Functional distribution of genes regulated during development and epileptogenesis. Significantly regulated genes were categorized into 1 of 11 functional groups on the basis of their previous descriptions in the literature; EST sequences were not included. Note the overall wide distribution of gene functions across both groups. a, Metabolism-related genes compose a significant fraction of genes upregulated during development (yellow bars), and injury/survival-related genes are highly upregulated after SE (blue bars).b, Genes downregulated during development or epileptogenesis are distributed more evenly across numerous functional categories, with a slight predominance of metabolic and signaling genes during development (yellow bars) and metabolic, morphology, and extracellular signaling genes during epileptogenesis (blue bars). However, morphology-related, calcium homeostasis-related, and cell cycle/fate-related genes are the categories most frequently regulated during both development and epileptogenesis (a, b,green bars).

Fig. 4.

In situ characterization of commonality gene expression in developing, normal adult, and epileptogenic adult dentate gyrus. In situ mRNA analysis of 17 representative commonality genes (including 8 EST clusters) from multiple functional categories was performed to characterize cellular patterns of gene expression and verify DNA microarray regulatory data. Examples of “true positive” upregulated commonality genes, with higher levels of expression in dentate gyrus tissue sections from P3 and 14 d post-SE animals as compared with adult control, are shown in top half of figure.
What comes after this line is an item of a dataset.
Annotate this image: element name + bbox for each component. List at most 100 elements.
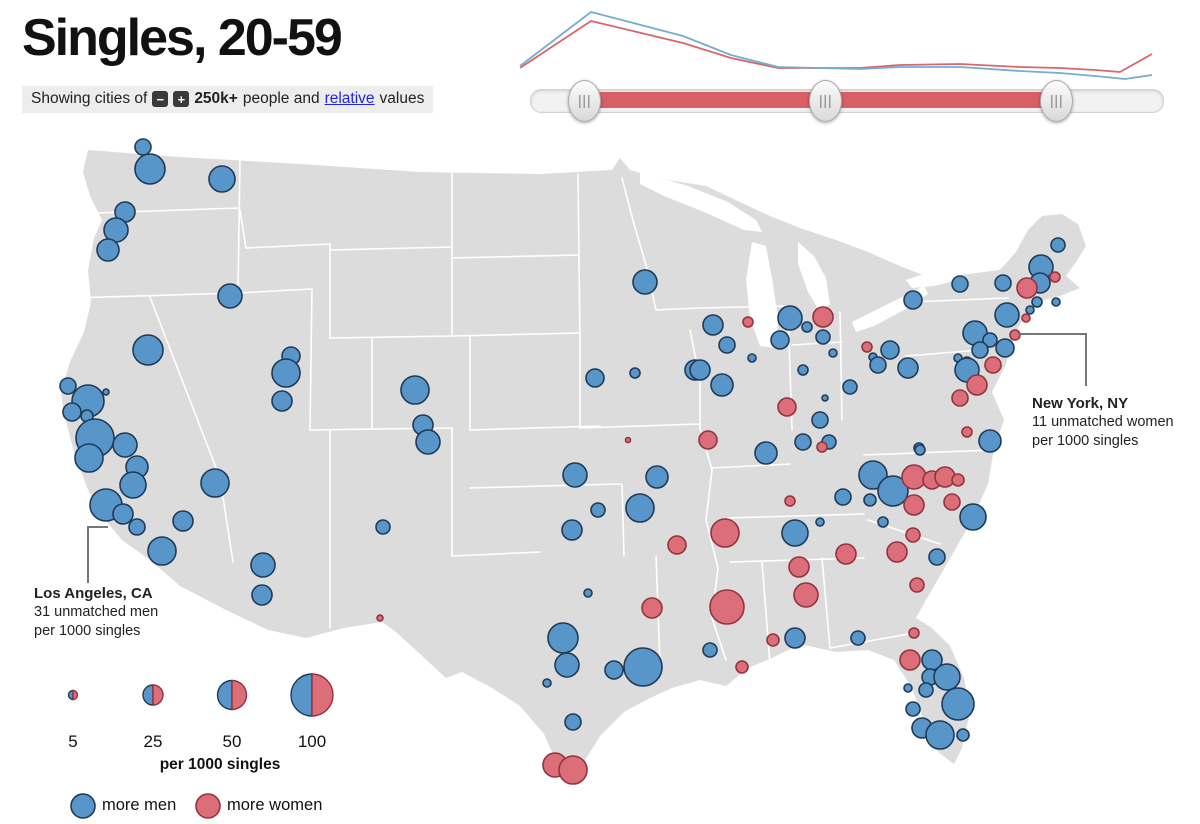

Note diffuse labeling for thymosin β-10 and Sox11 mRNAs throughout developing dentate gyrus at P3 that is accentuated in the adult DGC layer, with the most prominent signal in the neurogenic SGZ. Examples of true positive downregulated commonality genes, with mRNA levels that are downregulated during development and epileptogenesis, are shown in the bottom half of the figure. At P3, R-esp1 and neural membrane protein 35 expression are relatively light and more limited within the formative DGC layer, most likely in more mature cells, in keeping with the greater levels of expression in the adult. The degree of upregulation or downregulation of commonality gene expression during epileptogenesis ranged from slight (e.g., Sox11,top) to large (e.g., R-esp 1,bottom). CA1, Corpus ammon 1 pyramidal cell layer; CA3, corpus ammon 3 pyramidal cell layer;dg, dentate gyrus; h, hilus. Scale bar, 100 μm.

Fig. 5.

In situ analysis of commonality gene expression over 28 d time course of epileptogenesis.In situ analysis of selected commonality genes was conducted over a broader time course of epileptogenesis. Various spatial and temporal patterns of gene expression and regulation were observed. For example, CD24 mRNA was prominently expressed in the SGZ of the dentate gyrus (other than a more global induction at 3 d post-SE that appears to be in glia and is relatively short-lived) and increased acutely after SE (left), whereas hippocalcin mRNA was more broadly expressed throughout the dentate gyrus and exhibited a more prolonged decrease that was greatest in the more mature regions of the cell layer (right). Scale bar, 100 μm.